Time Limit: 1000MS		Memory Limit: 20000K
Total Submissions: 36019		Accepted: 17519

Description

Severe acute respiratory syndrome (SARS), an atypical pneumonia of unknown aetiology, was recognized as a global threat in mid-March 2003. To minimize transmission to others, the best strategy is to separate the suspects from others.
In the Not-Spreading-Your-Sickness University (NSYSU), there are many student groups. Students in the same group intercommunicate with each other frequently, and a student may join several groups. To prevent the possible transmissions of SARS, the NSYSU collects the member lists of all student groups, and makes the following rule in their standard operation procedure (SOP).
Once a member in a group is a suspect, all members in the group are suspects.
However, they find that it is not easy to identify all the suspects when a student is recognized as a suspect. Your job is to write a program which finds all the suspects.

Input

The input file contains several cases. Each test case begins with two integers n and m in a line, where n is the number of students, and m is the number of groups. You may assume that 0 < n <= 30000 and 0 <= m <= 500. Every student is numbered by a unique integer between 0 and n−1, and initially student 0 is recognized as a suspect in all the cases. This line is followed by m member lists of the groups, one line per group. Each line begins with an integer k by itself representing the number of members in the group. Following the number of members, there are k integers representing the students in this group.

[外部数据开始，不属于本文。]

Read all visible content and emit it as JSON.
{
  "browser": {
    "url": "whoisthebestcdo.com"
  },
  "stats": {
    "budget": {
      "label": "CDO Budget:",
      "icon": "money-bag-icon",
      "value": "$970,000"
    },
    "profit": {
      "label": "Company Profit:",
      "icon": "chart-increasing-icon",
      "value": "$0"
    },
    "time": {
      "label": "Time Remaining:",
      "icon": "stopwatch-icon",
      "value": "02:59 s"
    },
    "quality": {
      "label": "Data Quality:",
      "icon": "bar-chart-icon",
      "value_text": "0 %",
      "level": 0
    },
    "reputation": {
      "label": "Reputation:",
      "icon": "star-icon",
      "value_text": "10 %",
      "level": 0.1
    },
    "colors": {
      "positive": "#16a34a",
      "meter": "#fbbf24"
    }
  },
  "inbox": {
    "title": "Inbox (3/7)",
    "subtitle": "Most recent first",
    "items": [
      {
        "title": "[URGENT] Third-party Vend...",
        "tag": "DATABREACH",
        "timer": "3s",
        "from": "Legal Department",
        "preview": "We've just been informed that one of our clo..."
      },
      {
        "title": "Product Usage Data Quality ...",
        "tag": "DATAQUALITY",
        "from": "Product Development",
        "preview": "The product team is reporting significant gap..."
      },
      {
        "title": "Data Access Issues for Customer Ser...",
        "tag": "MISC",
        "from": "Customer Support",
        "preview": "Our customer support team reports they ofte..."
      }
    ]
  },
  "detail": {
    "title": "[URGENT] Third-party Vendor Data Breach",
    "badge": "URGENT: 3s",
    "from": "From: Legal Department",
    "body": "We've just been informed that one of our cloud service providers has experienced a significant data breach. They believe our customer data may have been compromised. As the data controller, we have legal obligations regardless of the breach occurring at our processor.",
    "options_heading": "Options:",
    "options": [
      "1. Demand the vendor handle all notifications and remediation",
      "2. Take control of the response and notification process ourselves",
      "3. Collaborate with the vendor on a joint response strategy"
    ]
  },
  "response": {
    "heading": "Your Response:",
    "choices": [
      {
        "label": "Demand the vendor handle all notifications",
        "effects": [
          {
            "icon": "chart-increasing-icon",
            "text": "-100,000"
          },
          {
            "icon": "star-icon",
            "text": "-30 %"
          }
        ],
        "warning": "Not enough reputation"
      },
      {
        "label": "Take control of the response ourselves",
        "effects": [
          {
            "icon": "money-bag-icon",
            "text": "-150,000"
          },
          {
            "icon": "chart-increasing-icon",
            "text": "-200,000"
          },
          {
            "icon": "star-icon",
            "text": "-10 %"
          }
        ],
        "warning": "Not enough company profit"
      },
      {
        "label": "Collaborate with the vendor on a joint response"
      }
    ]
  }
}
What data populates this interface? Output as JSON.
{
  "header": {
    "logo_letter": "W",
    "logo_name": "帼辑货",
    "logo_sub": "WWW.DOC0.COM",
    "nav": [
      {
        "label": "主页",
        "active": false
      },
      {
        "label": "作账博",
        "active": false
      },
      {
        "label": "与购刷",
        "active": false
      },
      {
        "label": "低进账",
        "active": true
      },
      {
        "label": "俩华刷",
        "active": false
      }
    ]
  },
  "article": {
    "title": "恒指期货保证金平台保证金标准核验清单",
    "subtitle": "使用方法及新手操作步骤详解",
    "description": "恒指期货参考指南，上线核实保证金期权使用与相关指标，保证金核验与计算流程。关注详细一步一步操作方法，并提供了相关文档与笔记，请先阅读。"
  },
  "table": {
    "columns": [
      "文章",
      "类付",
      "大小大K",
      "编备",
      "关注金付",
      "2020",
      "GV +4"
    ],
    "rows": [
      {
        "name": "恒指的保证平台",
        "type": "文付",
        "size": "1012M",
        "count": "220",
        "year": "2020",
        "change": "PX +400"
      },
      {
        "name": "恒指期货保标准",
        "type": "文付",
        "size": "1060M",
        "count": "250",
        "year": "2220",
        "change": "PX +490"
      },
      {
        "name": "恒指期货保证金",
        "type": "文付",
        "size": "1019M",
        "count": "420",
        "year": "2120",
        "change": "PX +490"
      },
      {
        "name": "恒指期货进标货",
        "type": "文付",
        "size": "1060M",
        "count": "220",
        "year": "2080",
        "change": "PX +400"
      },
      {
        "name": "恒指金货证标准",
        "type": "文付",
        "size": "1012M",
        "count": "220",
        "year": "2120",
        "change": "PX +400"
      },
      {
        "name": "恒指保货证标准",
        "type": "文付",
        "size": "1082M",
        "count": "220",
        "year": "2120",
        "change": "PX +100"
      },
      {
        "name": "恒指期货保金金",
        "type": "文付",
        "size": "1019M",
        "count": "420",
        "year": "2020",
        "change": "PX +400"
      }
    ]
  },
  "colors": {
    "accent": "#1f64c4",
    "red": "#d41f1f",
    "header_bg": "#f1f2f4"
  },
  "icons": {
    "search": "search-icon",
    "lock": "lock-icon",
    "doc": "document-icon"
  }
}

All the integers in a line are separated by at least one space.
A case with n = 0 and m = 0 indicates the end of the input, and need not be processed.

Output

For each case, output the number of suspects in one line.

Sample Input

100 4
2 1 2
5 10 13 11 12 14
2 0 1
2 99 2
200 2
1 5
5 1 2 3 4 5
1 0
0 0

Sample Output

4
1
1

Source

Asia Kaohsiung 2003

2.题意概述：

n个人，m组关系，每组关系中有k个人，与0相关的均为嫌疑人，求有多少嫌疑人

3.解题思路：

并查集加一个秩来统计一下人数，然后查询时候直接查询0的父亲的人数即可

4.AC代码：

#include <stdio.h>
#include <iostream>
#define maxn 30300
using namespace std;

int pa[maxn];        //存储有向图的边
int sn[maxn];
void init()     //初始化	该函数可以根据具体情况保存和初始化需要的内容  
{
	for (int i = 0; i < maxn; i++)
	{
		pa[i] = i;
		sn[i] = 1;
	}
}

int findset(int a)	//不带路劲压缩  
{
	while (pa[a] != a)
		a = pa[a];
	return a;
}

void unionset(int a, int b)      //集合合并  
{
	int a1 = findset(a);
	int b1 = findset(b);
	if (a1 != b1)		//这个判定条件可选，主要是为了防止findset路径压缩的时候出现死循环
	{
		pa[a1] = b1;		//如果存的是有向图，并且做题时集合中元素的顺序很重要，不能忽略，那么这里应该用"pa[a] = b;" 
		sn[b1] += sn[a1];
	}
}

int main()
{
	int num, gp;
	while (scanf("%d%d", &num, &gp) != EOF && num)
	{
		init();
		while (gp--)
		{
			int n_num;
			scanf("%d", &n_num);
			int * student = new int[n_num];
			for (int j = 0; j < n_num; j++)
			{
				scanf("%d", &student[j]);
				if (j)
					unionset(student[j], student[j - 1]);
			}
			delete[] student;
		}
		printf("%d\n", sn[findset(0)]);
	}
	return 0;
}